Still, State College's all-or-nothing approach claimed many casualties.

At Kildare's Irish Pub on East College Avenue, there's usually an early Saturday morning crowd for soccer and some Guinness. Instead, the place wasn't even opening until 11 a.m. — and then only for food and soft drinks.

A disgruntled employee sweeping the empty parking lot growled, "No alcohol," repeating what was posted on signs in every window. "You'll have to do your drugs today."

The scene was the same all across town. Every one of downtown State College's 30-plus bars were participating in a sort of paid prohibition engineered by a town-and-gown group known as the Coalition Against Dangerous Drinking.

Each bar pocketed $5,000 in return for standing down for the day — all to break the back of the Penn State student-created drinking holiday. Since 2007, State Patty's Day has proven a convenient co-option of St. Patrick's Day, turning the final Saturday of February into a student's excuse the wear green and drink until one is green in the gills.
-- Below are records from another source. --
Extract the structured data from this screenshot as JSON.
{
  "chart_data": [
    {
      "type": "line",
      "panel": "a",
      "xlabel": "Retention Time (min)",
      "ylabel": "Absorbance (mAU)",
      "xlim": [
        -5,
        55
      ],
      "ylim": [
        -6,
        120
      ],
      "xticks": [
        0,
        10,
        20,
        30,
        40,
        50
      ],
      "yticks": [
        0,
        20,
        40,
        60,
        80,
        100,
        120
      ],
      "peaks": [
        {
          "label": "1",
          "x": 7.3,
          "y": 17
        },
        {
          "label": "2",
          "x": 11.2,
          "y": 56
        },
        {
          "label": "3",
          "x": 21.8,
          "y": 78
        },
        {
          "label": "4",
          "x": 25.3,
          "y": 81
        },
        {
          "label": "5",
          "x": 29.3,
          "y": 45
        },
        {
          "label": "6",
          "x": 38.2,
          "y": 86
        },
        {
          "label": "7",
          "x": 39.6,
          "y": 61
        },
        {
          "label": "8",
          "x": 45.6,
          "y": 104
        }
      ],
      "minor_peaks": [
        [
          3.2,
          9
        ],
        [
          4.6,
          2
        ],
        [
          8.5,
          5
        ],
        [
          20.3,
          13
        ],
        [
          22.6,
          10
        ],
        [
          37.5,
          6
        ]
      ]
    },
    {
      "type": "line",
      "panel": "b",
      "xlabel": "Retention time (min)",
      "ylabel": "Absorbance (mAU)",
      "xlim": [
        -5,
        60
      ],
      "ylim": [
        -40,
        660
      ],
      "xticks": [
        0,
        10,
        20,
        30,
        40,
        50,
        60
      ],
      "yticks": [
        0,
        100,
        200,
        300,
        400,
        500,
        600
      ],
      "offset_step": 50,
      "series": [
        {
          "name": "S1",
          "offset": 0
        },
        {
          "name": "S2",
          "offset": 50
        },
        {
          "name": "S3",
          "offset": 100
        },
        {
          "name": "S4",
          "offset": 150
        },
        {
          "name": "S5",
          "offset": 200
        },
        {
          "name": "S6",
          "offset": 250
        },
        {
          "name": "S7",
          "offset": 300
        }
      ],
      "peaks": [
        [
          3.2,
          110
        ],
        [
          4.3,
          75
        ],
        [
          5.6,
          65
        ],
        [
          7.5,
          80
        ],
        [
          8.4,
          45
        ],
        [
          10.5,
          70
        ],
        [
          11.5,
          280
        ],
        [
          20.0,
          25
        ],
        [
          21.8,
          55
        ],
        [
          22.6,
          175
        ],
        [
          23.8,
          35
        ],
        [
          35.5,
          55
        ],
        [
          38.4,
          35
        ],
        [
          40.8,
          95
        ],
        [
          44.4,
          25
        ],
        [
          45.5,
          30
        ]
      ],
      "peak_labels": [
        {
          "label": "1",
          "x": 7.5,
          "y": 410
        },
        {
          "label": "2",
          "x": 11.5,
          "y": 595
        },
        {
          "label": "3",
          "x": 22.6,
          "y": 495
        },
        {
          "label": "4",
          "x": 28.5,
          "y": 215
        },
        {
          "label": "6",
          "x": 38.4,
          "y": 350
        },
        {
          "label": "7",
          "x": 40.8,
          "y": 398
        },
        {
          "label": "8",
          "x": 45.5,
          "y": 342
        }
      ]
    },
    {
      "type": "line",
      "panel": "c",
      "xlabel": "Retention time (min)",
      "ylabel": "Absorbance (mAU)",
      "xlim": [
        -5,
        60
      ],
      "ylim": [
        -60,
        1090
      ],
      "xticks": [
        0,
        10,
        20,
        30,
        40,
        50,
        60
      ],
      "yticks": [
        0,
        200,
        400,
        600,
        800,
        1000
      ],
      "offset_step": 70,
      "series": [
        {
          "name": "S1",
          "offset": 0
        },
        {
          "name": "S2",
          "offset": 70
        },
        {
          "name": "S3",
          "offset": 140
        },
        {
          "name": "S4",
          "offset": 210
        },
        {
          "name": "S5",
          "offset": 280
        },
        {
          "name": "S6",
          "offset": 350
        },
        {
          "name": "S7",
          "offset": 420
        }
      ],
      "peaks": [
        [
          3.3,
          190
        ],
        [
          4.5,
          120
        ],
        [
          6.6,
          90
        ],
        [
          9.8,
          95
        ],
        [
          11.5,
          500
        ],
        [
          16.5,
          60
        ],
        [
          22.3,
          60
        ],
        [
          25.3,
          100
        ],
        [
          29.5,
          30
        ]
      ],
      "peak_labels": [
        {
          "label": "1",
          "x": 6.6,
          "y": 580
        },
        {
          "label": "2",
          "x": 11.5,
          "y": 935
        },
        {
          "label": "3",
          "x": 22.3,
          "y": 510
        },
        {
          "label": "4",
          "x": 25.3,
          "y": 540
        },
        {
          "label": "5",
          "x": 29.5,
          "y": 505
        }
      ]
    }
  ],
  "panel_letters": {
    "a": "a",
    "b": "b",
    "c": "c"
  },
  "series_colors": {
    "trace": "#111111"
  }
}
Yet, it wasn't just students' business that the bars were losing on Saturday. Bon Jovi was playing at the Bryce Jordan Center that evening, and one bar manager said he received multiple calls from would-be customers angry that they wouldn't be able to get a drink within the State College limits. Instead, they'd be relegated to suburban townships, where chains like Damon's and TGI Fridays were the norm.

But even though the bars were reduced to serving food and soft drinks — if they bothered to open at all — college students continued to sashay down State College streets, as if oblivious to — and unaffected by — the alcohol ban.
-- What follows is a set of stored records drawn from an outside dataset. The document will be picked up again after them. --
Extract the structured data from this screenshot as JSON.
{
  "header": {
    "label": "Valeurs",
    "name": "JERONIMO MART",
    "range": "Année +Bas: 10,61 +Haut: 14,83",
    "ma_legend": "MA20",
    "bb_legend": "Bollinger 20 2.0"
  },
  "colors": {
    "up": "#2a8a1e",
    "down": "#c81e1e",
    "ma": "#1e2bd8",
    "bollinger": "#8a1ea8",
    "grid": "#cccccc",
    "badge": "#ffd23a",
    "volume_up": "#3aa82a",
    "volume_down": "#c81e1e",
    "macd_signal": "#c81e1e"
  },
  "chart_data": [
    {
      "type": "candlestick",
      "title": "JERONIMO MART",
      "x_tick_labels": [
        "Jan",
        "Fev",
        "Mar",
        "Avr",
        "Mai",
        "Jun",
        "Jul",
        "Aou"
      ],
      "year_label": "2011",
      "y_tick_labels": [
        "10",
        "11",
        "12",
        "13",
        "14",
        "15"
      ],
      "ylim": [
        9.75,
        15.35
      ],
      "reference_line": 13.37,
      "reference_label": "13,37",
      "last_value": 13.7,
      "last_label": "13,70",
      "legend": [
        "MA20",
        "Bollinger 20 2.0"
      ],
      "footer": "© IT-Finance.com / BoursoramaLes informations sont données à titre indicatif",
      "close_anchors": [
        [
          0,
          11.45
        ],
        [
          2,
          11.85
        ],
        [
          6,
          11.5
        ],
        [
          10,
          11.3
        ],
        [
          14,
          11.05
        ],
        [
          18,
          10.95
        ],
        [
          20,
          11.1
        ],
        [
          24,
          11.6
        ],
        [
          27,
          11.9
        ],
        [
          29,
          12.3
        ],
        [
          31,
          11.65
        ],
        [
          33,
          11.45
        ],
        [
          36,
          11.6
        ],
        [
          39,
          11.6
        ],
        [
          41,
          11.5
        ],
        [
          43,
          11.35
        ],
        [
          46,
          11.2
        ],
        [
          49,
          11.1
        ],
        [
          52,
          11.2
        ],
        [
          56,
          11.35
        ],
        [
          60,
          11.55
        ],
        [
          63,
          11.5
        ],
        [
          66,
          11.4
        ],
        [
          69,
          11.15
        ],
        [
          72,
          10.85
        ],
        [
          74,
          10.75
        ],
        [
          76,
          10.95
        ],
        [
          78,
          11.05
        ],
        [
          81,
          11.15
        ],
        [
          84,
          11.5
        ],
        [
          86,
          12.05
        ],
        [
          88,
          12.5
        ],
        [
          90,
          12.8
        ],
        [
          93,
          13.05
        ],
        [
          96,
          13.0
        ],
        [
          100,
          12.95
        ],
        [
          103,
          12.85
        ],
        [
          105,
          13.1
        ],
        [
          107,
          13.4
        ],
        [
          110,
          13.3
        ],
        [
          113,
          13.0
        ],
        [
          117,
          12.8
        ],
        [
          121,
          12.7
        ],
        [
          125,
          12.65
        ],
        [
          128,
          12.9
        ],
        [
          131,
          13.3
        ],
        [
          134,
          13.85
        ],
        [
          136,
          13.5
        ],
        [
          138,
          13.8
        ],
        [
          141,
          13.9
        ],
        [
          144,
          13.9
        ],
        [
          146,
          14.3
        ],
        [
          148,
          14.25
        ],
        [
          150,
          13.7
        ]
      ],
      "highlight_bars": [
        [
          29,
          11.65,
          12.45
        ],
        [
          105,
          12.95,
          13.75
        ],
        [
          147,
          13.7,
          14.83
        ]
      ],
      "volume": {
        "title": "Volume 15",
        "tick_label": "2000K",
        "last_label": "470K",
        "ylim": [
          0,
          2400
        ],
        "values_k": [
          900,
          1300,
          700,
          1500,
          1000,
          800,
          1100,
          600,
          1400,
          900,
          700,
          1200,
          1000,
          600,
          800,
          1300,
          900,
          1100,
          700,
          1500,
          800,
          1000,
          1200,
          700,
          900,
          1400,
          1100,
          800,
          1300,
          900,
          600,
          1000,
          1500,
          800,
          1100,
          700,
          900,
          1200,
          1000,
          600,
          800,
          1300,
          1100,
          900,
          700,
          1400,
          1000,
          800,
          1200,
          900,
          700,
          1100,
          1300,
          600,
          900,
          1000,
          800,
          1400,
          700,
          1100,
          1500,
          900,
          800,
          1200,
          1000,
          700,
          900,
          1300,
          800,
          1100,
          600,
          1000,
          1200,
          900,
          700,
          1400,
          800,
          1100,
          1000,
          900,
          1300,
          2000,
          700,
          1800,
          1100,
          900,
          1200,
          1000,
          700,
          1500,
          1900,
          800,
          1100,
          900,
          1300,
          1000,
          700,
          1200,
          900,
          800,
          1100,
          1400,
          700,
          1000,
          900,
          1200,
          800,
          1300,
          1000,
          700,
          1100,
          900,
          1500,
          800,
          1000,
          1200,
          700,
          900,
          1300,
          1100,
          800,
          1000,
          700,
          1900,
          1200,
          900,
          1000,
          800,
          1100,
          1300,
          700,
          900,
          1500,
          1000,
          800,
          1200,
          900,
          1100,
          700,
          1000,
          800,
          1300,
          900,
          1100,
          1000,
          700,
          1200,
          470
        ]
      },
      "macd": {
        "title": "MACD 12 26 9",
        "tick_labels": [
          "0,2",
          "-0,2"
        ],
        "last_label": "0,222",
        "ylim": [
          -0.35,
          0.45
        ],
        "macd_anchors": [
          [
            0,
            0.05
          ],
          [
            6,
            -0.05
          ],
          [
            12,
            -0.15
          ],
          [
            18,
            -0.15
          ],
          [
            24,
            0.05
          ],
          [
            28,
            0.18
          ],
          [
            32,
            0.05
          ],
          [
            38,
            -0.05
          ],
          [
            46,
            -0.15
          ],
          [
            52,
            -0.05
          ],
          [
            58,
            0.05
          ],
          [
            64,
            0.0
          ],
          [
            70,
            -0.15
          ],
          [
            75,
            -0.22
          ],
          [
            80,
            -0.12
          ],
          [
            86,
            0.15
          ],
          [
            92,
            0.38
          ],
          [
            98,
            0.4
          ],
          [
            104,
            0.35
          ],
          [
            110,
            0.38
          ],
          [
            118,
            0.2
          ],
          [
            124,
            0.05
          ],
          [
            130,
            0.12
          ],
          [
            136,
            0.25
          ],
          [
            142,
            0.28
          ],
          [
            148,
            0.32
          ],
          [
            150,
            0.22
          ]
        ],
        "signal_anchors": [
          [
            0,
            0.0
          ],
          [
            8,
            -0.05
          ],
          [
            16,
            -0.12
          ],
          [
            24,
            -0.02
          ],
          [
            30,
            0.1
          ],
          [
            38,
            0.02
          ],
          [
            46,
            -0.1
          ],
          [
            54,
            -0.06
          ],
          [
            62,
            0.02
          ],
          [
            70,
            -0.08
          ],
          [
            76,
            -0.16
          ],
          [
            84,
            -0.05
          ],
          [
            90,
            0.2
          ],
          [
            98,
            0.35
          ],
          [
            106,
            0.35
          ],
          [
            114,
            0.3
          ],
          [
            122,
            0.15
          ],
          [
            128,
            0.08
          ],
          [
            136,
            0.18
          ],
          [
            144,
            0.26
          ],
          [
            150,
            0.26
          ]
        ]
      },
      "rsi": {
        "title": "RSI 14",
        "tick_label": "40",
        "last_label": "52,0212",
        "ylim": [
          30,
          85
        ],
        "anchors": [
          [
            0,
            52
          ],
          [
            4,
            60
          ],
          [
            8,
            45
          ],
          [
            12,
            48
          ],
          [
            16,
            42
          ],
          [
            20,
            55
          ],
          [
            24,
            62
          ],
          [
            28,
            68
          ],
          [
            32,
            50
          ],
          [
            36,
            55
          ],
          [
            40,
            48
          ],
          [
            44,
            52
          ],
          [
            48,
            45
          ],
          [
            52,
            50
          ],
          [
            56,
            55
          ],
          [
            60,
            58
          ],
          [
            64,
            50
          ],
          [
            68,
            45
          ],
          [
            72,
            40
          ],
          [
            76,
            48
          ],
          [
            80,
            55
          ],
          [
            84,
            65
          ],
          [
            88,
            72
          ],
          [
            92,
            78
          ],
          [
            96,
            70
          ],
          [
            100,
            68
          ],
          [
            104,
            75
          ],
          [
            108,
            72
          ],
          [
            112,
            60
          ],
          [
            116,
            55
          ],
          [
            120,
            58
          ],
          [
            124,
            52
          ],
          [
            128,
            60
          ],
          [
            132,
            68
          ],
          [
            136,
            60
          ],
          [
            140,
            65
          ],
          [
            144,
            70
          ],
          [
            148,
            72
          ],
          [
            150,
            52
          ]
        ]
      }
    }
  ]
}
Young women wearing green hats and other festive headgear walked arm-in-arm with friends, as if collectively steadying each other. Men moved in packs, laughing and talking loudly.
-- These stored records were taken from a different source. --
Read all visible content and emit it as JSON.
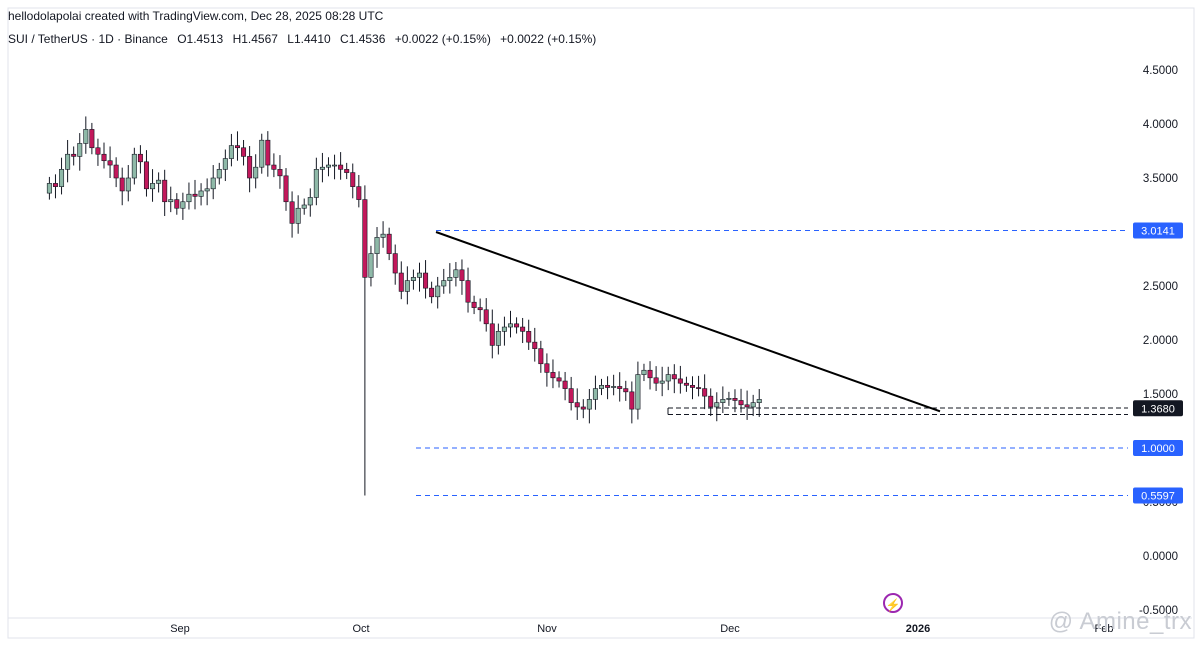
{
  "header": {
    "credit": "hellodolapolai created with TradingView.com, Dec 28, 2025 08:28 UTC",
    "symbol": "SUI / TetherUS · 1D · Binance",
    "open": "O1.4513",
    "high": "H1.4567",
    "low": "L1.4410",
    "close": "C1.4536",
    "change": "+0.0022 (+0.15%)",
    "change2": "+0.0022 (+0.15%)"
  },
  "watermark": "@ Amine_trx",
  "colors": {
    "up": "#8fb9a8",
    "down": "#c2185b",
    "level_line": "#2962ff",
    "trendline": "#000000"
  },
  "chart_data": {
    "type": "candlestick",
    "y_axis_ticks": [
      "4.5000",
      "4.0000",
      "3.5000",
      "3.0000",
      "2.5000",
      "2.0000",
      "1.5000",
      "1.0000",
      "0.5000",
      "0.0000",
      "-0.5000"
    ],
    "ylim": [
      -0.5,
      4.85
    ],
    "x_axis_labels": [
      "Sep",
      "Oct",
      "Nov",
      "Dec",
      "2026",
      "Feb"
    ],
    "price_levels": [
      {
        "label": "3.0141",
        "value": 3.0141
      },
      {
        "label": "1.0000",
        "value": 1.0
      },
      {
        "label": "0.5597",
        "value": 0.5597
      }
    ],
    "current_price": {
      "label": "1.3680",
      "value": 1.368
    },
    "support_zone": [
      1.31,
      1.37
    ],
    "trendline": {
      "from": {
        "date": "2025-10-13",
        "price": 3.0
      },
      "to": {
        "date": "2026-01-03",
        "price": 1.34
      }
    },
    "crash_wick": {
      "date": "2025-10-10",
      "low": 0.5597
    },
    "closes": [
      3.45,
      3.42,
      3.58,
      3.72,
      3.7,
      3.82,
      3.95,
      3.78,
      3.72,
      3.66,
      3.62,
      3.5,
      3.38,
      3.5,
      3.72,
      3.65,
      3.4,
      3.45,
      3.48,
      3.28,
      3.3,
      3.22,
      3.28,
      3.35,
      3.33,
      3.38,
      3.4,
      3.5,
      3.58,
      3.68,
      3.8,
      3.78,
      3.7,
      3.5,
      3.6,
      3.85,
      3.62,
      3.58,
      3.52,
      3.28,
      3.08,
      3.22,
      3.25,
      3.32,
      3.58,
      3.6,
      3.62,
      3.62,
      3.58,
      3.55,
      3.42,
      3.3,
      2.58,
      2.8,
      2.95,
      2.98,
      2.8,
      2.62,
      2.45,
      2.55,
      2.58,
      2.62,
      2.48,
      2.4,
      2.5,
      2.55,
      2.58,
      2.65,
      2.55,
      2.35,
      2.3,
      2.28,
      2.15,
      1.95,
      2.08,
      2.12,
      2.15,
      2.12,
      2.08,
      1.98,
      1.92,
      1.78,
      1.7,
      1.65,
      1.62,
      1.55,
      1.42,
      1.38,
      1.36,
      1.45,
      1.55,
      1.58,
      1.56,
      1.57,
      1.55,
      1.52,
      1.36,
      1.68,
      1.72,
      1.65,
      1.6,
      1.62,
      1.68,
      1.64,
      1.6,
      1.58,
      1.56,
      1.55,
      1.48,
      1.38,
      1.42,
      1.45,
      1.46,
      1.44,
      1.4,
      1.38,
      1.42,
      1.45
    ],
    "first_open": 3.36
  }
}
Others poured out onto apartment high-rise balconies, again wearing green. Some with drinks in hand. The back deck of an East Beaver Avenue apartment thrummed with music and radiated with the collective wall of chatter of some 40 partying people.

All this, and it wasn't even noon.

The bar ban certainly didn't stop Sarah, who described herself as a 19-year-old sophomore, from enjoying State Patty's Day — and plenty of alcohol — at a private party inside a downtown apartment.

"The bars aren't where State Patty's Day is at, anyway," she scoffed. "We're still going to hang out with friends."

One of those friends was JoAnna, a 21-year-old senior and a veteran of four State Patty's Days. She insisted that there was never any stopping the unofficial holiday. She said even town and university officials had to realize this. They just sought to contain it a little, is all.

"You're not going to stop 40,000 people from doing what they want to do," said JoAnna, who declined to give her last name. "I think it's going to continue. They just hope the parties aren't that insane."

So as the party played on and the drinking continued, a question remained: Would a more sedate State Patty's Day be enough to justify State College's paid prohibition?

Only time — and another last Saturday in February — would tell.